It’s easy to play the contest game. The media continue to inundate us with college rankings, the record numbers of applications, and the increasing selectivity of highly selective schools. And many admissions articles use the word frenzy to describe the process. “Ack! How am I ever going to get in?” you start thinking. “I better take up another instrument/enroll in a weekend language immersion program/do more community service/play another sport/enter my photographs in a contest…” It’s an endless list, and while any of those choices in and of themselves can be good, jamming more activities into an already crowded schedule, and stressing out about becoming a “winner,” is not a great strategy (colleges’ number one criteria for admissions is the grades you get in college prep classes).

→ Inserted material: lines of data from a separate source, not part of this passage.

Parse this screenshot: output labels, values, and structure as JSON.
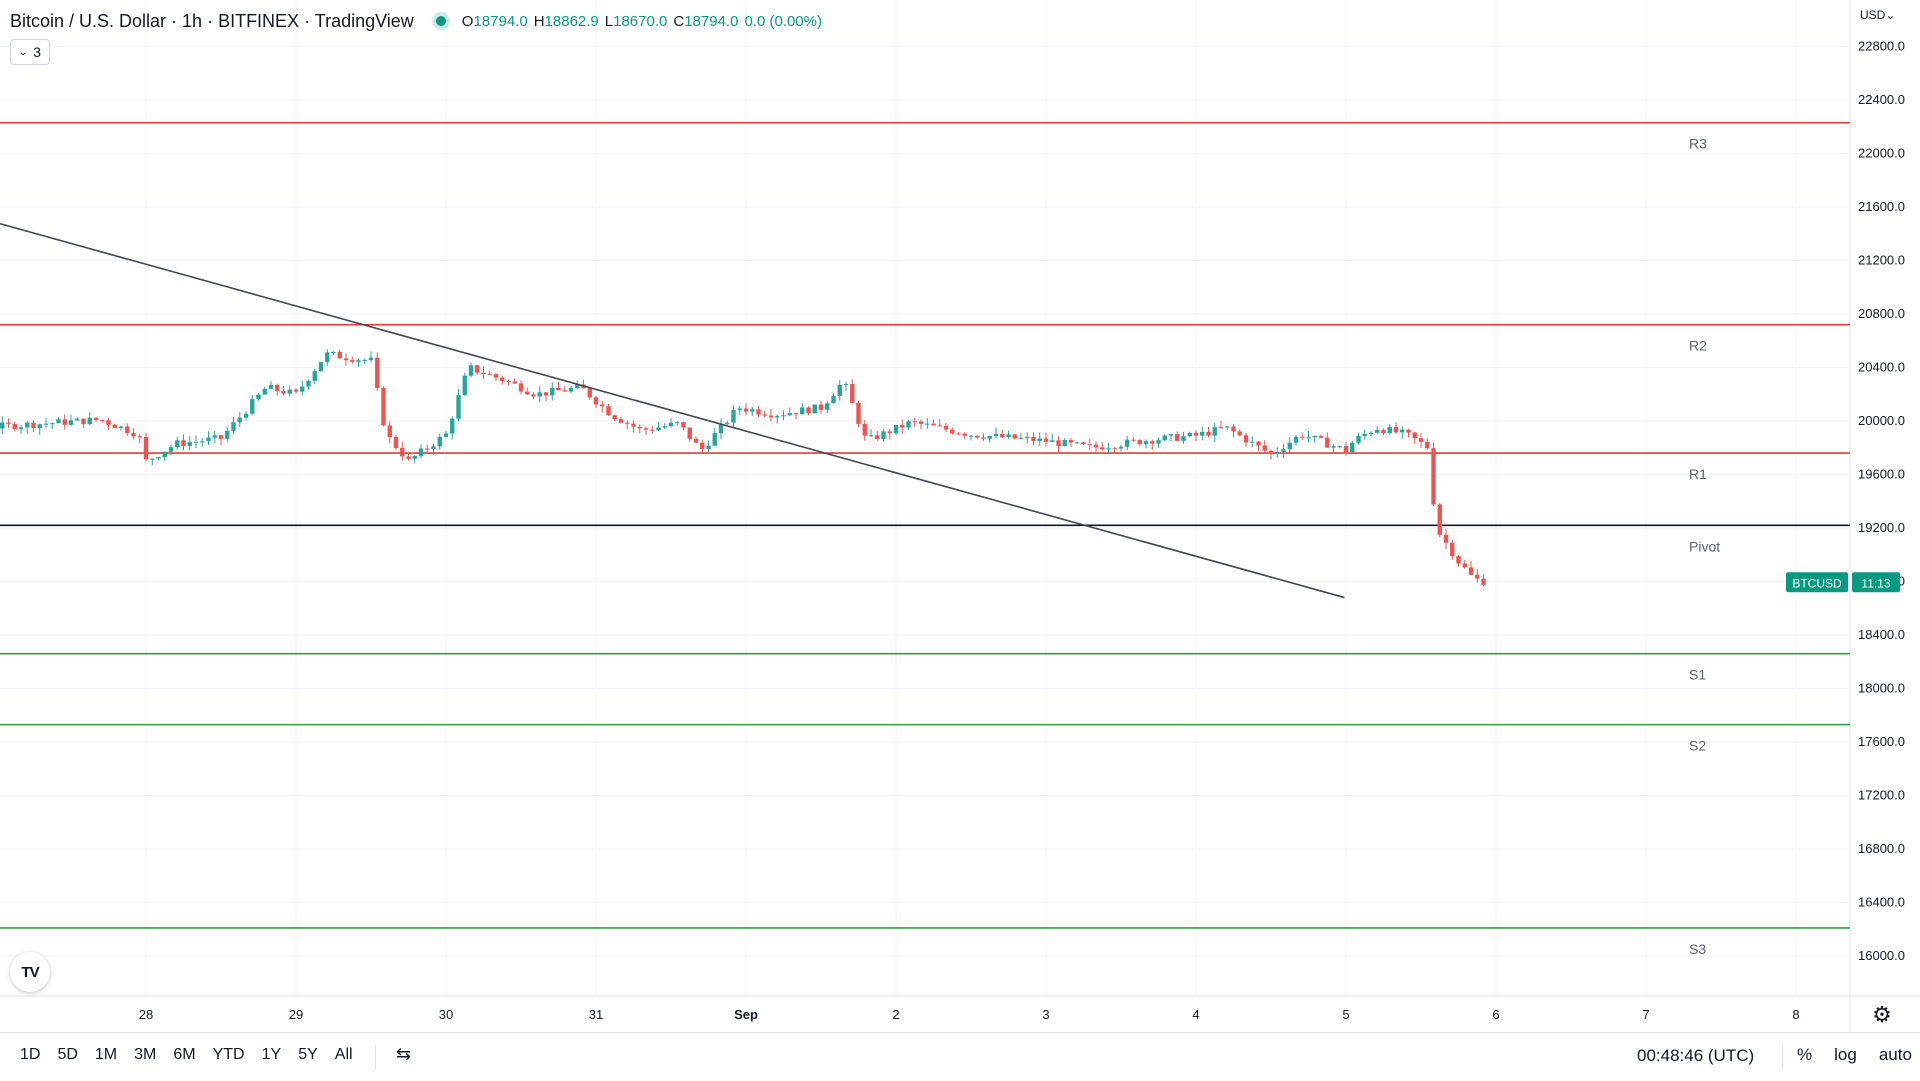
{
  "header": {
    "title": "Bitcoin / U.S. Dollar · 1h · BITFINEX · TradingView",
    "ohlc": [
      {
        "k": "O",
        "v": "18794.0"
      },
      {
        "k": "H",
        "v": "18862.9"
      },
      {
        "k": "L",
        "v": "18670.0"
      },
      {
        "k": "C",
        "v": "18794.0"
      },
      {
        "k": "",
        "v": "0.0 (0.00%)"
      }
    ],
    "indicators_count": "3"
  },
  "currency": "USD",
  "chart_data": {
    "type": "candlestick",
    "title": "Bitcoin / U.S. Dollar · 1h · BITFINEX · TradingView",
    "ylim": [
      15700,
      23100
    ],
    "y_ticks": [
      16000,
      16400,
      16800,
      17200,
      17600,
      18000,
      18400,
      18800,
      19200,
      19600,
      20000,
      20400,
      20800,
      21200,
      21600,
      22000,
      22400,
      22800
    ],
    "x_ticks": [
      "28",
      "29",
      "30",
      "31",
      "Sep",
      "2",
      "3",
      "4",
      "5",
      "6",
      "7",
      "8"
    ],
    "levels": [
      {
        "name": "R3",
        "value": 22230,
        "color": "#e53935"
      },
      {
        "name": "R2",
        "value": 20720,
        "color": "#e53935"
      },
      {
        "name": "R1",
        "value": 19760,
        "color": "#e53935"
      },
      {
        "name": "Pivot",
        "value": 19220,
        "color": "#131722"
      },
      {
        "name": "S1",
        "value": 18260,
        "color": "#2ea043"
      },
      {
        "name": "S2",
        "value": 17730,
        "color": "#2ea043"
      },
      {
        "name": "S3",
        "value": 16210,
        "color": "#2ea043"
      }
    ],
    "trendline": {
      "from": {
        "day": 27.05,
        "price": 21780
      },
      "to": {
        "day": 36.99,
        "price": 18680
      }
    },
    "price_label": {
      "symbol": "BTCUSD",
      "countdown": "11:13",
      "value": 18794
    }
  },
  "bottom": {
    "ranges": [
      "1D",
      "5D",
      "1M",
      "3M",
      "6M",
      "YTD",
      "1Y",
      "5Y",
      "All"
    ],
    "clock": "00:48:46 (UTC)",
    "percent": "%",
    "log": "log",
    "auto": "auto"
  }
}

Here are three reasons to stop playing the contest game, and get some perspective—and maybe even some free time—in the process:
1. Quite simply, it’s not a contest. A contest has just one, or a select group of very few, winners. Everyone else loses. But tens of thousands of students are admitted to the more than 2000 colleges in the United States every year. Unless you plan to major in something very, very obscure, or you’re hell-bent on getting into the Ivy League (whose schools routinely reject valedictorians with perfect SAT scores), there is no one “right” school. Focus on the selection available—it’s huge!—and on finding a few great matches for you. They’re out there.
2. It will make you crazy. Parents and students who play the contest game put incredible pressure on themselves. They can become antagonists instead of partners in the process. And high levels of stress won’t help you perform better in your classes or on standardized tests. It can also weaken your immune system and cause lots of other physical problems. Not to mention make you miserable—who wants to hang around with someone who’s miserable?
3. If you’re reaching for the proverbial stars, it probably won’t get you the results you’re after. No matter how high your grades and test scores, how many activities you participate in and distinctions you receive, if your goal is to be admitted to one of the nation’s most elite schools, the odds are not in your favor. It might not be nice, but it’s the truth.